映画『TAR ター』とあわせて読みたい一冊
『2001 キューブリック クラーク』(早川書房)
マイケル・ベンソン[著]、中村融・内田昌之・小野田和子[訳]
添野知生[監修]
音楽の世界ではないが、総合芸術である映画のタクトをふるうスタンリー・キューブリックには、リディア・ターが持つ強かさと脅迫的なクリエイティビティを重ねずにはいられない。
映画『2001年宇宙の旅』の監督であるキューブリックと原作者のアーサー・C・クラークという偉大な天才2人を軸にした映画の製作のドキュメンタリー『2001 キューブリック クラーク』では、あの伝説的SF映画の制作の内幕を記した一冊である。

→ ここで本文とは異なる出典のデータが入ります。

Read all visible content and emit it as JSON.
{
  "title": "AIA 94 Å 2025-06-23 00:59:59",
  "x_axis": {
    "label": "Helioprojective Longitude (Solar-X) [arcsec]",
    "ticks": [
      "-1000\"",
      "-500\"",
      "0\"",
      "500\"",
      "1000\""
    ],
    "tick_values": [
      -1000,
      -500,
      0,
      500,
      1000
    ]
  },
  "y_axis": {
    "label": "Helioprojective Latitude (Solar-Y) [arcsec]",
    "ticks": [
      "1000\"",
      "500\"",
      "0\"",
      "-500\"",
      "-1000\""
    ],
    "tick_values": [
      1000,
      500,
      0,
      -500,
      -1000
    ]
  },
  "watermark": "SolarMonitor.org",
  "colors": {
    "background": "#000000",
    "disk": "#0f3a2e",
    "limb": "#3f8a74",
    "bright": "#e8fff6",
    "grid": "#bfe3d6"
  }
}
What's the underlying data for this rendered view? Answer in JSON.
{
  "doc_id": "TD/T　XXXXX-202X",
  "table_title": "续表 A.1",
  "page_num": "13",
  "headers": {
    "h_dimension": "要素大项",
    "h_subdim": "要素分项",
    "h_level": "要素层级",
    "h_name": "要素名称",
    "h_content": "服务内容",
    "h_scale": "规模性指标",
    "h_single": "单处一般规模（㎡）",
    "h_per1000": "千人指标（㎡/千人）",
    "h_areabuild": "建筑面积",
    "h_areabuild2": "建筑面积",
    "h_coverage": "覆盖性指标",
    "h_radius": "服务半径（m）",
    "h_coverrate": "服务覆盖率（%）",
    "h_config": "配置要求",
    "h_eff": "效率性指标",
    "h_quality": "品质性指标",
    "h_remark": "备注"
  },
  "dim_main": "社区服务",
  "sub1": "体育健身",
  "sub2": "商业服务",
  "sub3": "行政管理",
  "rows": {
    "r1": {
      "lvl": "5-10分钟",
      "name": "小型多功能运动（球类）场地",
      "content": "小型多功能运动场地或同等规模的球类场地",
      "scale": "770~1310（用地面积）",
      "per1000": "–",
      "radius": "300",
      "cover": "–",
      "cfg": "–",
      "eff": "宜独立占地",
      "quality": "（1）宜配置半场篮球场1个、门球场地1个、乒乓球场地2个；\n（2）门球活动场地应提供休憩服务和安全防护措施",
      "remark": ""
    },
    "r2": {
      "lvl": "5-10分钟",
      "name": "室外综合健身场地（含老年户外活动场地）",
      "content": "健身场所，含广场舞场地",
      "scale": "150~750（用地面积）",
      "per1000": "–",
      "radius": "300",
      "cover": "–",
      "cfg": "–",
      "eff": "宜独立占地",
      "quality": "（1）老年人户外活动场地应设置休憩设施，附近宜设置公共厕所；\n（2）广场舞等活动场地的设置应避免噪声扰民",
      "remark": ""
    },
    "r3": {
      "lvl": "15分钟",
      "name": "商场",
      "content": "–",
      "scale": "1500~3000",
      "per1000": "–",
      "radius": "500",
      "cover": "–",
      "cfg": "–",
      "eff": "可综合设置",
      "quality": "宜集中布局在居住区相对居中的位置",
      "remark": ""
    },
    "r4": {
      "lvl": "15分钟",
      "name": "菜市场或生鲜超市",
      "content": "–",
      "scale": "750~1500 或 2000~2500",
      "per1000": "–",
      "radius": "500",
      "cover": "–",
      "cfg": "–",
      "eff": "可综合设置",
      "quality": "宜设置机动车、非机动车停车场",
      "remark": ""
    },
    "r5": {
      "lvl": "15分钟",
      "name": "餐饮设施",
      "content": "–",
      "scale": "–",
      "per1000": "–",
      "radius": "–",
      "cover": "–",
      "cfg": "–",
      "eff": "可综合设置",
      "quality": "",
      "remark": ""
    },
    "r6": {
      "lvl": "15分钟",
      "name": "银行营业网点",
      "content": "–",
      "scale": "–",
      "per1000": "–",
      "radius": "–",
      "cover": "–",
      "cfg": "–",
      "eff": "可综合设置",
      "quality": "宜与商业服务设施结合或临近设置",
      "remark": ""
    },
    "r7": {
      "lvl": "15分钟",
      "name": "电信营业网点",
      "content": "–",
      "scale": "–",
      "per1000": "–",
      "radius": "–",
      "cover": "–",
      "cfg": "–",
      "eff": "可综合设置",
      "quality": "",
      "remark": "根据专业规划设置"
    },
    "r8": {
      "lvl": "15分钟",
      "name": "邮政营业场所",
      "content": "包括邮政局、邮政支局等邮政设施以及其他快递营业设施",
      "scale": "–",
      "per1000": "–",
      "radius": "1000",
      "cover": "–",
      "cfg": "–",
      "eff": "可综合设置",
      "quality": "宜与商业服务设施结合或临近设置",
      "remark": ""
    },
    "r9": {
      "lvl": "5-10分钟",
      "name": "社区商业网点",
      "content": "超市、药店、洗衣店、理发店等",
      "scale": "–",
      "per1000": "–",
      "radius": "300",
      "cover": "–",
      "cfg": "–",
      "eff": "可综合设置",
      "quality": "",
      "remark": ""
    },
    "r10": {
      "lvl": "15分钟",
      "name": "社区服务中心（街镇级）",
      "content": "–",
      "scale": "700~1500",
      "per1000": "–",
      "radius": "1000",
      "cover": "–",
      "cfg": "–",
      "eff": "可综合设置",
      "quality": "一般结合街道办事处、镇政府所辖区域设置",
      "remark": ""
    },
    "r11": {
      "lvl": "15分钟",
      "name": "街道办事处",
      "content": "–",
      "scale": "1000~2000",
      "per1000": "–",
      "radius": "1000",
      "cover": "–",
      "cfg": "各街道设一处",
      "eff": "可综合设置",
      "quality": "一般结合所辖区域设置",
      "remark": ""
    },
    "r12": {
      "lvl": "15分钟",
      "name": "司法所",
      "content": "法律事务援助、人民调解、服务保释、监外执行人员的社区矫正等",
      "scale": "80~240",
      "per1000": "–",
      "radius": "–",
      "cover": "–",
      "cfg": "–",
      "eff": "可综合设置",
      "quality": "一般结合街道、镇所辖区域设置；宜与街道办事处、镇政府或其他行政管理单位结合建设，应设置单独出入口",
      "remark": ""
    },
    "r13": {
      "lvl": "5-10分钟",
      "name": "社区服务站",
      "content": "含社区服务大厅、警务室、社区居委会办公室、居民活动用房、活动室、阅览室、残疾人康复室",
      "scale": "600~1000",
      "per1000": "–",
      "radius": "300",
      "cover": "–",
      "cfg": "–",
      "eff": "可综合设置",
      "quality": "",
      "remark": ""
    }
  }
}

なかでも製作準備段階において、当時のSF小説の第一人者であったアーサー・C・クラークが参加するエピソードはまさにリディア・ターを彷彿とさせる。
キューブリックは映画製作においてあらゆる局面で自分のコントロール下に置くことを望んだが、それは共同制作者であるクラークにも及んだ。
彼を自分の意志に服従させるために自身の制作会社の社員となるようにクラークを説得しようとした。こうしたクラークとキューブリックの関係がとてもスリリングに描かれたノンフィクションなのである。